Scoprirlo era proprio il compito del Gruppo di riflessione. Gli esperti non si sono mai incontrati direttamente a causa della pandemia, e credo che questo abbia nociuto al loro lavoro.

Ci spieghi meglio.

Mi pare che non abbiano risposto al quesito. L’analisi tecnica dello scenario e dei trend futuri è molto accurata, ma c’è poco su quello che la Nato dovrebbe veramente cambiare. Si dice ad esempio che il dialogo politico dovrebbe essere più intenso, ma non si suggerisce se debba accadere con più riunioni ministeriali all’anno, oppure con gruppi di lavoro di alti funzionari.

Il rapporto partiva comunque dalla sentenza di “morte cerebrale” di Macron, che pare decisamente smentita. Non è così?

Io credo che quella battuta di Macron, che pure aveva del vero, non sia troppo da prendere sul serio. Dietro ci potrebbe essere anche un disegno politico, di chi critica la Nato perché vuole qualcos’altro. Nella sua testa il presidente vuole un’Europa della Difesa più forte, chiaramente a guida francese. Per questo, la sentenza di “morte cerebrale” non è certo in buona fede.

Il tema è quello della “autonomia strategica europea”, per cui Macron si è scontrato di recente anche con la ministra tedesca nella Difesa…

Non c’è nulla di nuovo in tutto questo. La Francia e la Germania sono da sempre i Paesi leader in Europa; facciamo finta di scandalizzarci, ma è sempre stato così. Altrettanto storica è però la divergenza strategica tra i due Paesi. La Francia conserva l’impostazione gollista; si sente grande potenza in virtù nel seggio permanente nel Consiglio di sicurezza dell’Onu e della sua Force de trappe, e si sente dunque il candidato ideale a guidare la nascente Difesa europea. La Germania non vuole litigare e segue Parigi, ma conserva un’altra percezione, ritenendo che un’Europa della Difesa a guida francese non sia di suo interesse. Di recente, parlando, un ambasciatore francese si lamentava con me dicendo che i tedeschi guardano solo all’America.

E lei cosa ha risposto?

Ho risposto: “Amico mio, cosa vuoi fare, è una cosa storica”.

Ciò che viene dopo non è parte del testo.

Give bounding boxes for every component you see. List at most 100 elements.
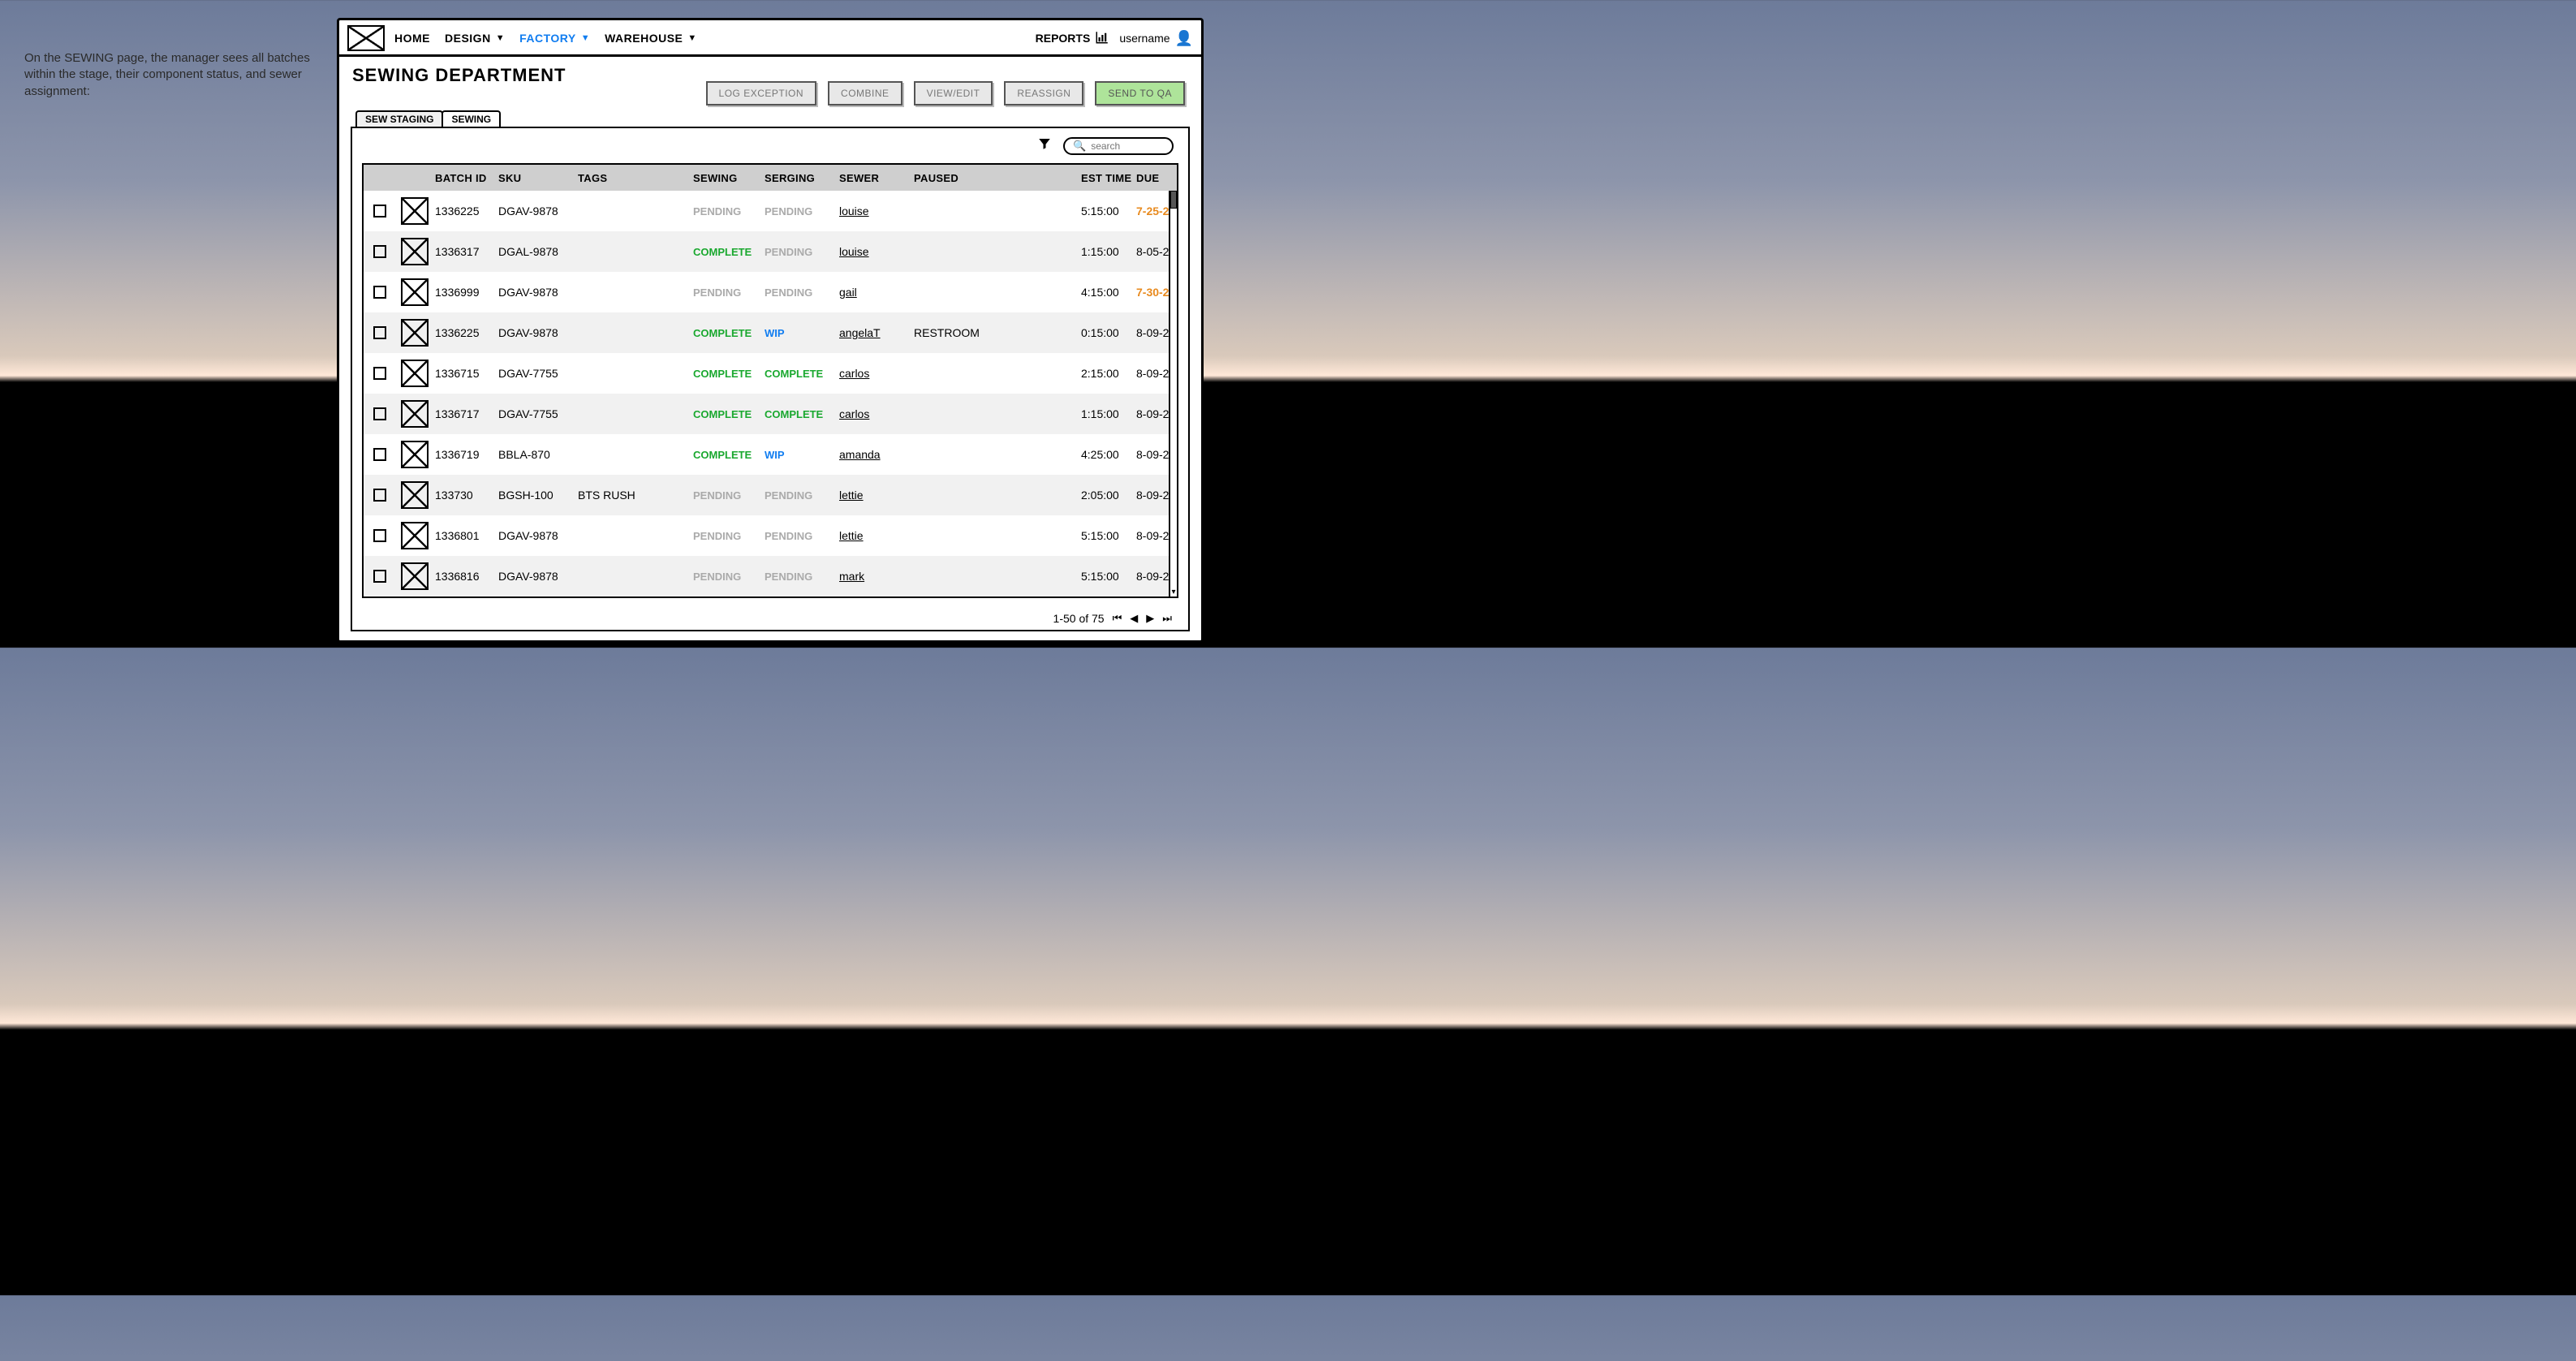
product-thumbnail-icon[interactable] [401,197,429,225]
logo-icon[interactable] [347,25,385,51]
chevron-down-icon: ▼ [581,33,590,43]
combine-button[interactable]: COMBINE [828,81,902,106]
table-row[interactable]: 1336801DGAV-9878PENDINGPENDINGlettie5:15… [364,515,1177,556]
nav-home-label: HOME [394,32,430,45]
scrollbar-down-icon[interactable]: ▾ [1170,587,1177,597]
table-row[interactable]: 1336999DGAV-9878PENDINGPENDINGgail4:15:0… [364,272,1177,312]
product-thumbnail-icon[interactable] [401,360,429,387]
cell-sku: BGSH-100 [498,489,578,502]
scrollbar[interactable]: ▾ [1169,191,1177,597]
row-checkbox[interactable] [373,326,386,339]
row-checkbox[interactable] [373,448,386,461]
cell-sewer-link[interactable]: mark [839,570,864,583]
cell-sewer-link[interactable]: louise [839,245,869,258]
product-thumbnail-icon[interactable] [401,481,429,509]
row-checkbox[interactable] [373,286,386,299]
search-input[interactable] [1091,140,1164,152]
scrollbar-thumb[interactable] [1170,191,1177,209]
cell-est-time: 2:15:00 [1081,367,1136,380]
col-serging: SERGING [765,172,839,184]
cell-est-time: 5:15:00 [1081,205,1136,218]
cell-tags: BTS RUSH [578,489,693,502]
nav-factory[interactable]: FACTORY▼ [519,32,590,45]
row-checkbox[interactable] [373,407,386,420]
product-thumbnail-icon[interactable] [401,278,429,306]
cell-batch-id: 1336715 [435,367,498,380]
cell-sewing-status: PENDING [693,571,765,583]
product-thumbnail-icon[interactable] [401,562,429,590]
pager-prev-icon[interactable]: ◀ [1130,612,1138,625]
cell-est-time: 0:15:00 [1081,326,1136,339]
col-batch-id: BATCH ID [435,172,498,184]
bar-chart-icon [1095,30,1109,47]
cell-est-time: 4:25:00 [1081,448,1136,461]
col-sku: SKU [498,172,578,184]
product-thumbnail-icon[interactable] [401,319,429,347]
product-thumbnail-icon[interactable] [401,238,429,265]
col-tags: TAGS [578,172,693,184]
table-tools: 🔍 [352,128,1188,160]
pager-last-icon[interactable]: ⏭ [1162,612,1172,625]
reassign-button[interactable]: REASSIGN [1004,81,1083,106]
nav-home[interactable]: HOME [394,32,430,45]
view-edit-button[interactable]: VIEW/EDIT [914,81,993,106]
cell-sewer-link[interactable]: louise [839,205,869,218]
tab-sewing[interactable]: SEWING [442,110,501,127]
cell-sewer-link[interactable]: angelaT [839,326,881,339]
cell-batch-id: 1336225 [435,205,498,218]
cell-sku: DGAV-9878 [498,570,578,583]
send-to-qa-button[interactable]: SEND TO QA [1095,81,1185,106]
cell-sewing-status: PENDING [693,489,765,502]
product-thumbnail-icon[interactable] [401,441,429,468]
tab-sew-staging[interactable]: SEW STAGING [355,110,443,127]
row-checkbox[interactable] [373,489,386,502]
cell-sewer-link[interactable]: amanda [839,448,881,461]
row-checkbox[interactable] [373,570,386,583]
cell-sku: BBLA-870 [498,448,578,461]
content-frame: 🔍 BATCH ID SKU TAGS SEWING SERGING SEWER… [351,127,1190,631]
cell-sewer-link[interactable]: carlos [839,407,869,420]
table-row[interactable]: 1336225DGAV-9878COMPLETEWIPangelaTRESTRO… [364,312,1177,353]
nav-design[interactable]: DESIGN▼ [445,32,505,45]
table-row[interactable]: 1336717DGAV-7755COMPLETECOMPLETEcarlos1:… [364,394,1177,434]
cell-serging-status: WIP [765,327,839,339]
row-checkbox[interactable] [373,245,386,258]
log-exception-button[interactable]: LOG EXCEPTION [706,81,817,106]
pager-next-icon[interactable]: ▶ [1146,612,1154,625]
cell-sewing-status: COMPLETE [693,408,765,420]
batch-table: BATCH ID SKU TAGS SEWING SERGING SEWER P… [362,163,1178,598]
cell-est-time: 5:15:00 [1081,570,1136,583]
table-row[interactable]: 133730BGSH-100BTS RUSHPENDINGPENDINGlett… [364,475,1177,515]
cell-sku: DGAL-9878 [498,245,578,258]
nav-warehouse[interactable]: WAREHOUSE▼ [605,32,697,45]
product-thumbnail-icon[interactable] [401,522,429,549]
cell-sewing-status: PENDING [693,205,765,218]
table-row[interactable]: 1336225DGAV-9878PENDINGPENDINGlouise5:15… [364,191,1177,231]
row-checkbox[interactable] [373,367,386,380]
cell-sewer-link[interactable]: carlos [839,367,869,380]
row-checkbox[interactable] [373,529,386,542]
product-thumbnail-icon[interactable] [401,400,429,428]
nav-reports[interactable]: REPORTS [1036,30,1110,47]
nav-design-label: DESIGN [445,32,491,45]
search-box[interactable]: 🔍 [1063,137,1174,155]
filter-icon[interactable] [1037,136,1052,155]
table-body: 1336225DGAV-9878PENDINGPENDINGlouise5:15… [364,191,1177,597]
cell-sewer-link[interactable]: lettie [839,489,864,502]
cell-sewing-status: COMPLETE [693,368,765,380]
username-label: username [1119,32,1170,45]
cell-sewer-link[interactable]: gail [839,286,857,299]
table-row[interactable]: 1336719BBLA-870COMPLETEWIPamanda4:25:008… [364,434,1177,475]
cell-sewing-status: PENDING [693,286,765,299]
table-row[interactable]: 1336816DGAV-9878PENDINGPENDINGmark5:15:0… [364,556,1177,597]
cell-sewer-link[interactable]: lettie [839,529,864,542]
cell-serging-status: PENDING [765,286,839,299]
user-menu[interactable]: username 👤 [1119,30,1193,47]
pager-first-icon[interactable]: ⏮ [1113,612,1122,625]
app-window: HOME DESIGN▼ FACTORY▼ WAREHOUSE▼ REPORTS… [337,18,1204,643]
table-row[interactable]: 1336317DGAL-9878COMPLETEPENDINGlouise1:1… [364,231,1177,272]
table-row[interactable]: 1336715DGAV-7755COMPLETECOMPLETEcarlos2:… [364,353,1177,394]
pager: 1-50 of 75 ⏮ ◀ ▶ ⏭ [1053,612,1172,625]
cell-est-time: 4:15:00 [1081,286,1136,299]
row-checkbox[interactable] [373,205,386,218]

Intanto dall’altra parte dell’Atlantico c’è la transizione tra Joe Biden e Donald Trump. Che segnale per l’Europa?

Un’occasione. Biden ha nominato una squadra diversa da quella del suo predecessore. È decisamente più europeista, ma è bene considerare che durerà solo per i prossimi quattro anni. Anche biologicamente, Biden è l’ultimo rappresentante di una generazione del dopoguerra legata e convinta dell’alleanza euro-atlantica, e ha scelto così la sua squadra. Tra quattro anni però se ne andrà, e intanto la sua opposizione (corposa) ha già mostrato di vedere le cose in maniera completamente diversa. Tutto questo per dire che l’Europa ha quattro anni per approfittarne e rafforzarsi sul fronte transatlantico.